Von Bernd Haynold - selbst fotografiert - own picture, CC BY 2.5, Link

Von Bernd Haynold – selbst fotografiert – own picture, CC BY 2.5, Link

Die Pflanzengattung Eisenhut (Aconitum), auch Sturmhut, Akonit, früher auch Wolfswurz genannt, gehört zur Familie der Hahnenfußgewächse. Die wissenschaftliche Bezeichnung Aconitum rührt vermutlich von dem Berg Akonitos in Pontos (Kleinasien) her. Dort holte in der griechischen Mythologie Herakles (lat. Hercules) den dreiköpfigen Höllenhund Kerberos (Zerberus) aus dem Hades (Unterwelt), aus dessen Geifer die Pflanze erwuchs.
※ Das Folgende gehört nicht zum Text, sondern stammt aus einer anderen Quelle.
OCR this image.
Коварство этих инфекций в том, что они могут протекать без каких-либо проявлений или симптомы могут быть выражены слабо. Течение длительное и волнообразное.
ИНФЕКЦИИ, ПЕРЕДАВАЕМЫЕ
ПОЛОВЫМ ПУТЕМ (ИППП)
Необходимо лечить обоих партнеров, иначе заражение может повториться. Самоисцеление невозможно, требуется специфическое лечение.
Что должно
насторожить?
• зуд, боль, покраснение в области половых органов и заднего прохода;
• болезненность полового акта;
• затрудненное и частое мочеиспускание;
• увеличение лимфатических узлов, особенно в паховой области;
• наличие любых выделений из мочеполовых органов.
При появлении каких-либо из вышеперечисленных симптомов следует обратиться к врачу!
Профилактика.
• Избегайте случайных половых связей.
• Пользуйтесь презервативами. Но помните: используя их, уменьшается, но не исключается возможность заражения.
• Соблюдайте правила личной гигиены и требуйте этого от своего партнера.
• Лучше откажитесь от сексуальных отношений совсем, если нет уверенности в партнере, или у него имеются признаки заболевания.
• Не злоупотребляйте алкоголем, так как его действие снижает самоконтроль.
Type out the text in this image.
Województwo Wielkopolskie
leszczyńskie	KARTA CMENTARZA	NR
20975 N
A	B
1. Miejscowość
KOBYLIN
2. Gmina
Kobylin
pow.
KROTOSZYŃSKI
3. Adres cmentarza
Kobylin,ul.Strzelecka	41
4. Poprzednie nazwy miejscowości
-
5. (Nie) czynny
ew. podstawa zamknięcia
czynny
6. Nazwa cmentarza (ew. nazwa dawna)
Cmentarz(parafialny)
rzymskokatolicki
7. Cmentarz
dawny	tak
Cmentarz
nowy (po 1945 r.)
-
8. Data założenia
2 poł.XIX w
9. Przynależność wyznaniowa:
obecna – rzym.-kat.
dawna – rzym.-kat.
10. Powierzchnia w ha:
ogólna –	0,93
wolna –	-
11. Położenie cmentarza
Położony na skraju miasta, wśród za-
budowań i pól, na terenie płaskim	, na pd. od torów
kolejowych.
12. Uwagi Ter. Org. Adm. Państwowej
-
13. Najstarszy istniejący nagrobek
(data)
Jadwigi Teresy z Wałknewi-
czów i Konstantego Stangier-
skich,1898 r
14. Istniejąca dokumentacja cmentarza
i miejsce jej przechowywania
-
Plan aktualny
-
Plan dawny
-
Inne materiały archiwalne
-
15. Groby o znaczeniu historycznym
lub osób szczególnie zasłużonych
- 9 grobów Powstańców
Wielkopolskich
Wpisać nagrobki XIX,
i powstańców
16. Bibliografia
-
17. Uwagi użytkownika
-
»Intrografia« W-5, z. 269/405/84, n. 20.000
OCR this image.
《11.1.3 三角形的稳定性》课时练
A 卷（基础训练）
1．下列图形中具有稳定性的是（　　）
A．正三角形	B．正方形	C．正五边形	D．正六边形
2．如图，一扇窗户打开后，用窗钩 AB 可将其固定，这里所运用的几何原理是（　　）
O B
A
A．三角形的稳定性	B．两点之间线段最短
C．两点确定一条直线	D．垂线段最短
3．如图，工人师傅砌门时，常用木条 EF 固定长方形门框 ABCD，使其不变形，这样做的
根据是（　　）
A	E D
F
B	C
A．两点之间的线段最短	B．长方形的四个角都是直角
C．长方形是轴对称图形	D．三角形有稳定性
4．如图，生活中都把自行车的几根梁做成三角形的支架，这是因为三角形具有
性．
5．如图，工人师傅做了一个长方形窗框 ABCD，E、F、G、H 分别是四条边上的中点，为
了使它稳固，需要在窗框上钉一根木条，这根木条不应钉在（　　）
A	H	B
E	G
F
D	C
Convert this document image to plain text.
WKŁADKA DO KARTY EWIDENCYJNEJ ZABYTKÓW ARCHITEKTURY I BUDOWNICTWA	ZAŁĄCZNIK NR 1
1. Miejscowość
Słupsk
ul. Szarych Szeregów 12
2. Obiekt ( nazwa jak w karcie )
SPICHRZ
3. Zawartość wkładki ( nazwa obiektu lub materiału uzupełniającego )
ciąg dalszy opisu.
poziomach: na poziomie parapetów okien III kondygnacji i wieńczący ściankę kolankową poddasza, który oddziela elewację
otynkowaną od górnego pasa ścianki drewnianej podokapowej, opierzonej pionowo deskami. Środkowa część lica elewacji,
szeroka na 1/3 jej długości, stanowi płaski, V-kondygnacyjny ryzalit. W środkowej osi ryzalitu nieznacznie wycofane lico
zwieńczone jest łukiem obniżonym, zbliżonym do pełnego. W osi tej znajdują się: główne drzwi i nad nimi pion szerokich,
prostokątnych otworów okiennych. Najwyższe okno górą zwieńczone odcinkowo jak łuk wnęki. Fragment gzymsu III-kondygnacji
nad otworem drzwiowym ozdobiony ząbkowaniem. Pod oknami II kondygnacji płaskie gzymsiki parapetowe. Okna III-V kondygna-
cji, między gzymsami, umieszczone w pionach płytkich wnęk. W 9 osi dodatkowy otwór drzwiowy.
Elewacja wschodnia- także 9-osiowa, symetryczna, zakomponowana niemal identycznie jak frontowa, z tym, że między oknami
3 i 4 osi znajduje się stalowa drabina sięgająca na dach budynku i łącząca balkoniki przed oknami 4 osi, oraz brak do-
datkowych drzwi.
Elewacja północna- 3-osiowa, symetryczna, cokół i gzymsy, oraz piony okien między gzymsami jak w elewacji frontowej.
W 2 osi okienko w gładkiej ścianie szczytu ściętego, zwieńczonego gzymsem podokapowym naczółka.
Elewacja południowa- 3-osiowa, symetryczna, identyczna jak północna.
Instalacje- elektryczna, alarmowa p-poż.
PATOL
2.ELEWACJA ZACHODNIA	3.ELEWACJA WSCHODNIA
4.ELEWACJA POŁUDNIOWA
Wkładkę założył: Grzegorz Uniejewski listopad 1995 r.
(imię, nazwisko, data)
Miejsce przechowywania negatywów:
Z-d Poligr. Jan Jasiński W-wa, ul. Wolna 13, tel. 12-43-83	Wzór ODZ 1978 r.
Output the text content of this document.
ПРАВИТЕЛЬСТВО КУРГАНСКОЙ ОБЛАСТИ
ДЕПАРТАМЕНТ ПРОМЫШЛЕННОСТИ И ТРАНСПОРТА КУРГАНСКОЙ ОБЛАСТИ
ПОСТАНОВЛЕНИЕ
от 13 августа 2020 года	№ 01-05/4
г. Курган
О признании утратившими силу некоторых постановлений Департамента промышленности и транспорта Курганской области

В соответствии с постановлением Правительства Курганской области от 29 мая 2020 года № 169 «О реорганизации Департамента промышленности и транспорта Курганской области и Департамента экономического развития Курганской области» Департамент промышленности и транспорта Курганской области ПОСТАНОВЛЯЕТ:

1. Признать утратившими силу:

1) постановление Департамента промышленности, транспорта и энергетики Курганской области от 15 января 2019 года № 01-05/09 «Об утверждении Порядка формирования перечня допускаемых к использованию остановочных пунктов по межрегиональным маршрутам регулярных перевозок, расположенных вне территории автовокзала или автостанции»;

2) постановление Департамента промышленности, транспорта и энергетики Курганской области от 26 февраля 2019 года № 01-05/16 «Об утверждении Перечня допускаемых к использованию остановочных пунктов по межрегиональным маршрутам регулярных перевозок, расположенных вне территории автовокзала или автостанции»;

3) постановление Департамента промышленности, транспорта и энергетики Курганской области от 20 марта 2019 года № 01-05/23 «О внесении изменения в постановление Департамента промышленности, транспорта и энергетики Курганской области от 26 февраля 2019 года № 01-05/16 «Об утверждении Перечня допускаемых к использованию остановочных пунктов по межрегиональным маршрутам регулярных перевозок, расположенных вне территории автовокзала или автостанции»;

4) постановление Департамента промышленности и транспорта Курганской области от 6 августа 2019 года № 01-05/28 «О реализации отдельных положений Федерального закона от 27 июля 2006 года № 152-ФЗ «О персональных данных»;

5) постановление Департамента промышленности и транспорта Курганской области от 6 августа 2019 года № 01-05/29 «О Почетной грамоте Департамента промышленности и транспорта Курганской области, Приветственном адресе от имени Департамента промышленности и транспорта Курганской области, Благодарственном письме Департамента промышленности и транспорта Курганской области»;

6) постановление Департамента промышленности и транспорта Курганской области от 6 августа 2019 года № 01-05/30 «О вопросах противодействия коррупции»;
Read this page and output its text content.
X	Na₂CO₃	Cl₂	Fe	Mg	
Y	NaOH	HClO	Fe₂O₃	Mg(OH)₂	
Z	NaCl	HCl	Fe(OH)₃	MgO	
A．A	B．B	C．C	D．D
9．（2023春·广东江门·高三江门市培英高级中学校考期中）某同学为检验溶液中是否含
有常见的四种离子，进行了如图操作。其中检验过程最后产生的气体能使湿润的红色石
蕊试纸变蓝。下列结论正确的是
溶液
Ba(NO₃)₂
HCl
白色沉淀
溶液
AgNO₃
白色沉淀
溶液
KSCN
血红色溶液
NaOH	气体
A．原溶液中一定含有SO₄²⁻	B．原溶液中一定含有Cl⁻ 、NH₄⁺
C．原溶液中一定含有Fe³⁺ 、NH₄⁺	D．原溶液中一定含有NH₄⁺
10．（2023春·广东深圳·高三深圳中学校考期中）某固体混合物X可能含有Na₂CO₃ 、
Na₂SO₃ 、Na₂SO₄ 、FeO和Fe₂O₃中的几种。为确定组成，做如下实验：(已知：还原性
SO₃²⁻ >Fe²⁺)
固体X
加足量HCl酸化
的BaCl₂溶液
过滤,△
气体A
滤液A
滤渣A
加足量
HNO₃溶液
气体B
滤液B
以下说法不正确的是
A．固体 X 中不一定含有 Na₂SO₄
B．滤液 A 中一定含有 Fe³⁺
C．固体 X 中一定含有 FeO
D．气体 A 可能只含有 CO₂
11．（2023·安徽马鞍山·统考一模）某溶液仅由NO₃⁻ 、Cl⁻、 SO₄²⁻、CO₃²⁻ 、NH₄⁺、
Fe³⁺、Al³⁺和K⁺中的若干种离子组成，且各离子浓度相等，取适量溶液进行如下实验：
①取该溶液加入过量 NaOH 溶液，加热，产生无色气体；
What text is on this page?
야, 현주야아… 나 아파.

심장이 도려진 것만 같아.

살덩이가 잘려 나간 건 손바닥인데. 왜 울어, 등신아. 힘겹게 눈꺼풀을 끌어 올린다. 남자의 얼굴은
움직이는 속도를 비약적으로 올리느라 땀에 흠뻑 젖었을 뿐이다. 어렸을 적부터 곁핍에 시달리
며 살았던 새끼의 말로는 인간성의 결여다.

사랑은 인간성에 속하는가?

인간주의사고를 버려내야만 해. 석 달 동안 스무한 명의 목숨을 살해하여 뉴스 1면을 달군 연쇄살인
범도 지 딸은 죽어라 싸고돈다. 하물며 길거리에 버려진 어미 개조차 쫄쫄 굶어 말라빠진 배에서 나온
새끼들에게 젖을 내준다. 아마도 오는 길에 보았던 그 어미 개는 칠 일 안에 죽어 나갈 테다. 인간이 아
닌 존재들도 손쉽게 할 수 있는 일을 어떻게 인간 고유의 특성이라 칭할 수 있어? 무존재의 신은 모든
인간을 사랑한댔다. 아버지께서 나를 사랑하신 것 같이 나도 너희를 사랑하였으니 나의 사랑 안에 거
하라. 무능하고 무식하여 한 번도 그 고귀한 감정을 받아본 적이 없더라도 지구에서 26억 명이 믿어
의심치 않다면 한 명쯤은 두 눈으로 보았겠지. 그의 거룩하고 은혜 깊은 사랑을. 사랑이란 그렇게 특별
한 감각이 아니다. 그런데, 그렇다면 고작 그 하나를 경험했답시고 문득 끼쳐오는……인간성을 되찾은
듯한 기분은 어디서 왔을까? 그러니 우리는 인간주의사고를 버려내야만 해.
Die Bezeichnung Eisenhut leitet sich von der helmartigen Blütenform ab. Der Eisenhut wurde 2005 zur Giftpflanze des Jahres gewählt.

Die Gattung Aconitum gilt als arktische Gattung aus dem Tertiär, die sich von Sibirien aus über Europa, Asien und Amerika ausgebreitet hat, wobei als Auslöser der pflanzlichen Wanderung die Eiszeiten gelten. Etwa die Hälfte der etwa 400 gültigen Arten kommen in China vor (211 Arten, davon 166 nur dort). In Mitteleuropa sind die beiden blaublühenden Arten Blauer Eisenhut (Aconitum napellus) und Bunter Eisenhut (Aconitum variegatum) sowie der gelbblühende Wolfs-Eisenhut (Aconitum lycoctonum subsp. vulparia) am weitesten verbreitet; sie stehen unter Naturschutz.

Die Eisenhut-Arten zählen zu den giftigsten Pflanzen Europas. In den meisten Ländern, in denen Eisenhut vorkommt, sind auch Erzählungen überliefert, die auf die Giftigkeit dieser Pflanze hinweisen. Zwischen 1980 und 1984 verzeichnete man allein in der chinesischen Provinz Sichuan 72 Todesfälle, die auf Eisenhut zurückzuführen waren. Davon waren 35 Morde, in 16 Fällen nutzten Personen Eisenhut, um Selbstmord zu begehen und 21 Fälle führte man auf unglückliche Verwechslungen zurück. Ähnliches wird aus Hongkong berichtet, wo man zwischen 1989 und 1993 35 Vergiftungsfälle meldete, die auf Dosierungsfehler bei der Zubereitung traditioneller chinesischer Medizin zurückgingen. In vielen Ländern, in denen Eisenhut vorkommt, ist er ein traditionelles Mittel zur Vergiftung von Wildtieren wie Wölfen, Bären und Nagetieren. Die verschiedenen Aconitum-Arten enthalten toxische Diterpen–Alkaloide, die sich in allen Pflanzenteilen finden. In den in Europa heimischen und kultivierten Arten sind im Wesentlichen die Alkaloide Aconitin, Benzoylnaponin, Hypaconitin, Lycaconitin und Neopellin, und die Aminoalkohole Aconin, Napellin, Neolin und Lycoctonin nachweisbar. Daneben sind in manchen Arten noch Isochinolin-Alkaloide oder Katecholamine enthalten. Die Giftigkeit einer einzelnen Pflanze ist dabei von Standortbedingungen sowie genetischen Faktoren abhängig. Das Aconitin wird von der unverletzten Haut und den Schleimhäuten aufgenommen. Also: Finger weg vom Eisenhut. Damit schafft es die Pflanze auf Platz 1 der giftigsten Pflanzen in Deutschland.